The Vettel edition also gave this upscale family SUV a pricey carbon fiber front lip, designed in the style of the F1 driver's competition car. Only a very limited number of examples were produced, although given the car's price tag, Infiniti was unlikely to shift many of them anyway. When it launched in 2013, the car cost £100,800 in the UK — the equivalent of over $150,000 at the time.

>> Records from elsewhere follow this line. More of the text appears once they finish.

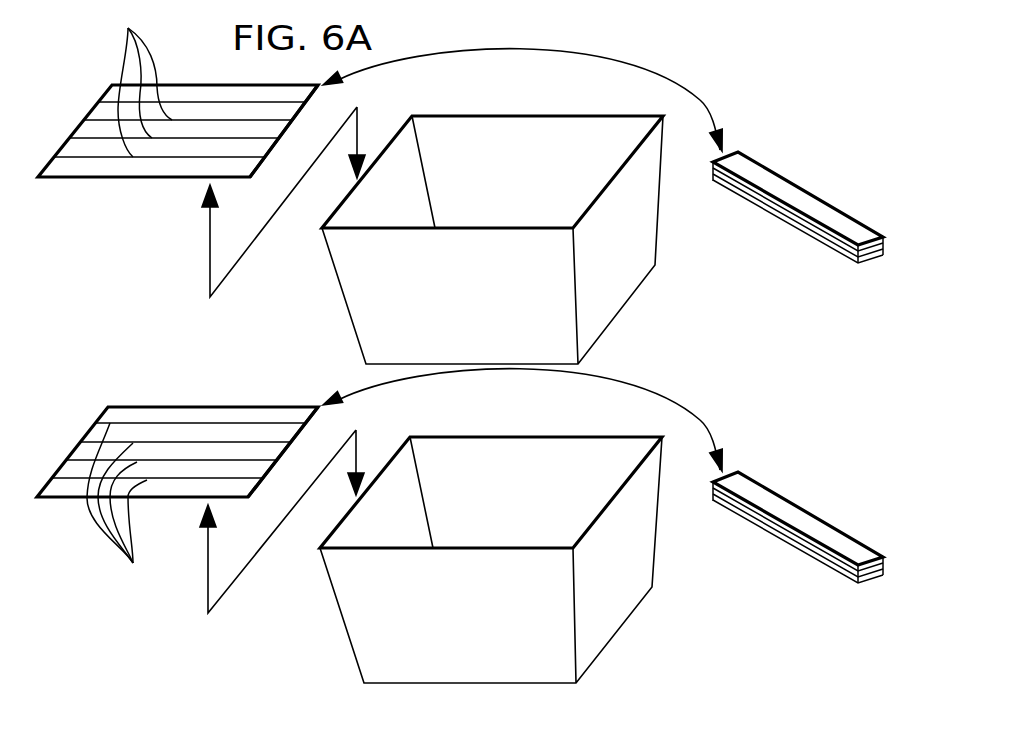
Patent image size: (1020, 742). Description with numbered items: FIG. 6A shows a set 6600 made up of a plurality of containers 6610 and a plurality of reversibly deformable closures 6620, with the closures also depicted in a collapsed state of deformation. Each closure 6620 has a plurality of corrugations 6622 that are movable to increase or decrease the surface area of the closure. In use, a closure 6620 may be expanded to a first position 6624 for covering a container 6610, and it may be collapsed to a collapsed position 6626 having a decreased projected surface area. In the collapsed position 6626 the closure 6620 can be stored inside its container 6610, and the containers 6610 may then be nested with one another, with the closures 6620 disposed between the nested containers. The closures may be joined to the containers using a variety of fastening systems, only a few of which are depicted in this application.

The set 6600 is at (270, 681).
The container 6610 is at (620, 313).
The reversibly deformable closure 6620 is at (83, 432).
The corrugations 6622 is at (870, 610).
The first position 6624 is at (300, 112).
The collapsed position 6626 is at (806, 238).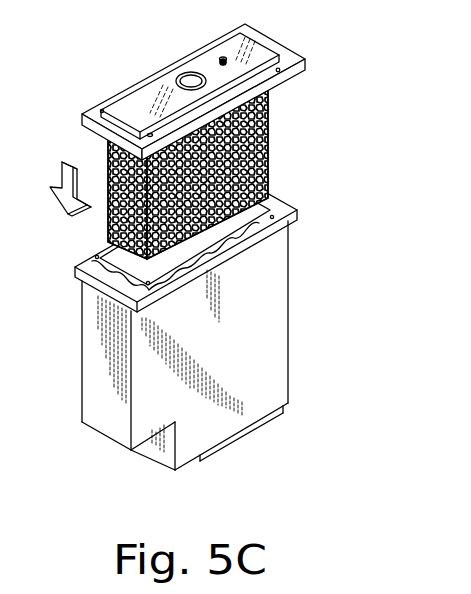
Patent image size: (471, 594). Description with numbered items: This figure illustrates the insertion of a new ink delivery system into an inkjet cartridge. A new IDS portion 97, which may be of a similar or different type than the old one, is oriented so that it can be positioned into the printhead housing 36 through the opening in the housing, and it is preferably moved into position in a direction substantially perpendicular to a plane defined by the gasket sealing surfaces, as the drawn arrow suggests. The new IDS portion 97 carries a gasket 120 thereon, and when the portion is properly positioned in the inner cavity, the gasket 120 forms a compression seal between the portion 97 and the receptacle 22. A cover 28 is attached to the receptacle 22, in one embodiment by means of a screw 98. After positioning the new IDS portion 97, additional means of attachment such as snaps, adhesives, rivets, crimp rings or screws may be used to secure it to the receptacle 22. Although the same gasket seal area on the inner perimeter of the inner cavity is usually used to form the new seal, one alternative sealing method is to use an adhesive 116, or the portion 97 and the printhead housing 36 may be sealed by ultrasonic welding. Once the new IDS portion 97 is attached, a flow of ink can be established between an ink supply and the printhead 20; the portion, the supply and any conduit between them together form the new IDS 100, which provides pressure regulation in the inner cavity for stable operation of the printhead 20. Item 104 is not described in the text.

The new ink delivery system 100 is at (221, 242).
The cover 28 is at (225, 87).
The vent plug 104 is at (226, 58).
The screw 98 is at (298, 56).
The gasket 120 is at (268, 100).
The new IDS portion 97 is at (300, 112).
The adhesive 116 is at (270, 192).
The printhead housing 36 is at (233, 301).
The receptacle 22 is at (273, 333).
The printhead 20 is at (257, 430).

That's a staggering price considering that the regular FX was available for roughly half as much. Exactly why Infiniti decided to launch an F1-inspired SUV with minor performance improvements for double the price of the regular version remains a mystery. Perhaps this strange decision can be explained by Infiniti's desire to raise the profile of its brand among well-heeled buyers — although clearly it didn't work, as Infiniti had pulled out of the U.K. and Europe altogether by 2020.
BAC Mono
Despite its appearance, the BAC Mono is in fact street legal, and a small number of examples have been imported to America. It certainly doesn't look like it should be able to wear a license plate — it is in essence a single-seater race car that just about meets the requirements to be on the road. It joins a rarefied class of British road-legal race cars including the Ariel Atom and Radical RXC, but the BAC Mono arguably looks the strangest of all of them.
It's strange, but it's also undeniably cool. The Mono looks like it's recently escaped the confinements of a closed circuit when it really shouldn't have, and with its 2.7 second 0-60 mph time and 170 mph top speed, it packs the punch to back up those looks. BAC reportedly even offers a custom race suit that matches the car to really complete the look. It's safe to say that buyers willing to shell out $150,000 or so on such a car are few and far between, but those that did — and continue to do, as the Mono remains in production — will find themselves with one of the most eye-catching, albeit strange, road cars on the market.